The Federal Government has launched a fresh move that could reshape Nigeria’s digital space after President Bola Ahmed Tinubu ordered an investigation into some of the world’s biggest technology companies.
The directive targets allegations that major digital platforms may have engaged in unfair business practices affecting Nigerian media organisations.
The FCCPC investigation into tech giants follows growing concerns over how news content produced by Nigerian publishers is used online.
Moreover, the probe is expected to examine whether global technology companies have violated Nigeria’s competition and consumer protection laws.
According to the Federal Competition and Consumer Protection Commission (FCCPC), the investigation will cover Meta, Alphabet, the parent company of Google, X, formerly known as Twitter, and several Generative Artificial Intelligence platforms operating in Nigeria. The development has drawn significant attention because it could influence future relations between technology companies and the Nigerian media industry.
The investigation was initiated after a joint petition was submitted to the Presidency by the Nigerian Press Organisation (NPO).
The organisation represents major media bodies across the country.
These include the Newspaper Proprietors’ Association of Nigeria, the Nigeria Union of Journalists, the Broadcasting Organisations of Nigeria, and the Guild of Corporate Online Publishers.
According to the FCCPC, the directive was communicated through the Minister of Information and National Orientation, Mohammed Idris.
In a statement released on Monday, the commission explained that the investigation would focus on several key allegations.
These include claims of anti-competitive practices and unfair market conduct.
Furthermore, the inquiry will examine the alleged unauthorised use of Nigerian news content by technology companies.
The FCCPC also intends to investigate whether copyrighted news articles, broadcast materials, and other journalistic content were used to develop Generative AI systems without proper authorisation.

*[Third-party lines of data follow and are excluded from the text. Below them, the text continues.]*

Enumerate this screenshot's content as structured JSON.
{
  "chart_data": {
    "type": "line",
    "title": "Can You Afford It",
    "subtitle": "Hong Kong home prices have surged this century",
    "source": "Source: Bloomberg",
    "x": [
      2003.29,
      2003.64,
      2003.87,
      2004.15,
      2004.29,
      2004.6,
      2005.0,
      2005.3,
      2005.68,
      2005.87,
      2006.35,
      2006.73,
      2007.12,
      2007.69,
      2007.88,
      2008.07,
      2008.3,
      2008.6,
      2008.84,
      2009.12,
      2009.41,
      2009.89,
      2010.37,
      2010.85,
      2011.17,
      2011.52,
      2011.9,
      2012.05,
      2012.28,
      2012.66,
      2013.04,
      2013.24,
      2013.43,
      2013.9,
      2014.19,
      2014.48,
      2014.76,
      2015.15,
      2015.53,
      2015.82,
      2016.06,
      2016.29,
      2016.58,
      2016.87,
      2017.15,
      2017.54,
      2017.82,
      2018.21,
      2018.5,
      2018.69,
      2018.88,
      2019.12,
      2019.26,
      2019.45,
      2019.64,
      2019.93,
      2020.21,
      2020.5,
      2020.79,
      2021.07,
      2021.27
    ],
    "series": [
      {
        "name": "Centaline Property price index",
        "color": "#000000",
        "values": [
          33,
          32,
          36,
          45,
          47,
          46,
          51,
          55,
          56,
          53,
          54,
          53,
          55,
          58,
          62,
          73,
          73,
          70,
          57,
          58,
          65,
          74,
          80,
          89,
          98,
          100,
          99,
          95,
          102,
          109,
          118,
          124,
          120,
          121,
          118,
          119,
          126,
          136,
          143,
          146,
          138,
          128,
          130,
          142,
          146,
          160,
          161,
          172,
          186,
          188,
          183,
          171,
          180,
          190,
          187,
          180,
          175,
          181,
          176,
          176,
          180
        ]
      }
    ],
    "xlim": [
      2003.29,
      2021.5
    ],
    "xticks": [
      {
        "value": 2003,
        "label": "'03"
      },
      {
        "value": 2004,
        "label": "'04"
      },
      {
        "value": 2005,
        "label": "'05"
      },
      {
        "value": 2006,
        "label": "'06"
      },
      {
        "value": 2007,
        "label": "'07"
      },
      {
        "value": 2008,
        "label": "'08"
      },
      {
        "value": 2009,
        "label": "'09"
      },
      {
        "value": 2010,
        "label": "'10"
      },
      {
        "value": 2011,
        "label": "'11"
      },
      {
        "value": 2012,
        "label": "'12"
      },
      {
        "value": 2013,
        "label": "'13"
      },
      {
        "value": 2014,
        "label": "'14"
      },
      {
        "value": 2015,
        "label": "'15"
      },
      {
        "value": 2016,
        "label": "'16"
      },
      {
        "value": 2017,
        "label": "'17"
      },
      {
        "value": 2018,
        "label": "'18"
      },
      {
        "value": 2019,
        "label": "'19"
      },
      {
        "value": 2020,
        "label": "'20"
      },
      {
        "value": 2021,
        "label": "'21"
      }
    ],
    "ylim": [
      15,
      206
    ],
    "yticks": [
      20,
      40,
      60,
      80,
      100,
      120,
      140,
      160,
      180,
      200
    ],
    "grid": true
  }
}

According to the commission:
“The Federal Government’s position was communicated to the FCCPC in a letter signed by the Honourable Minister of Information and National Orientation, Alhaji Mohammed Idris. The investigation promises to open a new vista in Nigeria’s media history.”
The commission further stated:
“In recent years, concerns have been raised by the Nigerian media industry over the growing impact of certain digital platforms on the sustainability of the country’s news ecosystem. Specifically, the NPO is increasingly uncomfortable with major technology companies including Meta, Alphabet, X (formerly Twitter), and certain generative AI platforms, citing practices capable of undermining fair competition, the commercial viability of Nigerian media organisations, and the legitimate rights of content creators and publishers.”
Meanwhile, the Executive Vice Chairman and Chief Executive Officer of the FCCPC, Tunji Bello, assured stakeholders that the investigation would be conducted fairly.
He stressed that the commission would rely on evidence throughout the process.

According to Bello:
“We recognise the strategic importance of the media to Nigeria’s democracy and the equally significant role of technology in driving innovation and economic growth. Our responsibility is to objectively determine the facts and ensure that competition within the digital ecosystem remains fair, transparent, and consistent with Nigerian law.”
Furthermore, he explained that the investigation should not be viewed as proof that any company has broken the law.
Instead, every organisation involved will be allowed to present relevant information before any conclusions are reached.
The commission noted that the investigation will determine whether any actions breached the Federal Competition and Consumer Protection Act 2018 or other applicable laws.
In addition, the FCCPC will examine allegations that Nigerian publishers have been denied opportunities to negotiate fair compensation for the commercial use of their content.
The commission recalled that similar concerns had previously emerged in South Africa.
Following investigations there, Google reportedly agreed to compensate South African news organisations with R688 million annually for between three and five years.
Meanwhile, the FCCPC also referenced its previous legal battle with Meta.
According to the commission, it secured a landmark judgment in 2025 after the company was found liable for violations of the FCCPA, including a data privacy breach.
Meta has since appealed the $220 million fine imposed in that case.